Jadestone Energy, an oil and gas company focusing on the Asia-Pacific region, has announced a decrease in first-half revenue due to lower oil prices and reduced production. Despite these challenges, the company remains confident in its 2023 production, operating cost, and capital expenditure guidance.
Revenue and Operating Expenses
In the first half of the year, Jadestone Energy experienced a decline in revenue from $225.6 million to $86.7 million. This decrease can largely be attributed to a drop in average oil price realization, which decreased from $109.5 per barrel to $86.2 per barrel compared to the previous year.
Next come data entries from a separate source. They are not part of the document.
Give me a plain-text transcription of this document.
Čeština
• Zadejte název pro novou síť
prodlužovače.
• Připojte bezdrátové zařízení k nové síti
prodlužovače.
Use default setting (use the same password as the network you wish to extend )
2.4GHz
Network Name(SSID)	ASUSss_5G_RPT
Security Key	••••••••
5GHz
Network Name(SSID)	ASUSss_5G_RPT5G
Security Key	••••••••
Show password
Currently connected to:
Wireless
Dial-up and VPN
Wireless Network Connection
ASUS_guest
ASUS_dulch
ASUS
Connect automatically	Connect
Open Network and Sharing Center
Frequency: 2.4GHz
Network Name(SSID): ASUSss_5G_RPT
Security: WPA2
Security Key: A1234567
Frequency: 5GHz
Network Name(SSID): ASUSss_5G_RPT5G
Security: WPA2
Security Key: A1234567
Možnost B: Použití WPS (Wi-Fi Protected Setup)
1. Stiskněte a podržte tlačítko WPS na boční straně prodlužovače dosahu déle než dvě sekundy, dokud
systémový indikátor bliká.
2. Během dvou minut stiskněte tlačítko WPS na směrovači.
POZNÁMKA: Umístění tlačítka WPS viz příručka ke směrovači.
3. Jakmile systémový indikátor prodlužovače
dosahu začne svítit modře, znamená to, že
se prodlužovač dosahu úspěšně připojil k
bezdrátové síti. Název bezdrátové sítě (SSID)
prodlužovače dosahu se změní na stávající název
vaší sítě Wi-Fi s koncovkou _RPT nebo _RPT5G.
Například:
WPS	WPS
Additionally, the company saw an increase in underlying operating expenses from $69.8 million to $87.1 million.
Production Performance
Group production for Jadestone Energy fell from 15,008 barrels of oil equivalent per day to 12,300 barrels per day during the first half of the year. The decrease was mainly influenced by the temporary shutdown of production at Montara until March and lower production at the Peninsular Malaysia assets due to natural decline. However, this was partly offset by higher production at Stag and contributions from recent acquisitions.
Full-Year Guidance
Despite the challenges faced in the first half of the year, Jadestone Energy maintains its full-year guidance for group production, underlying operating costs, and capital expenditure. The company aims to achieve a group production range of 13,500-17,000 barrels of oil equivalent per day. The estimated range for underlying operating costs is $180 million-$210 million, and capital expenditure is expected to fall within $110 million-$140 million.
Stock Performance
As of 0851 GMT, Jadestone Energy’s shares were down 1.25 pence, or 3.7%, at 32.75 pence.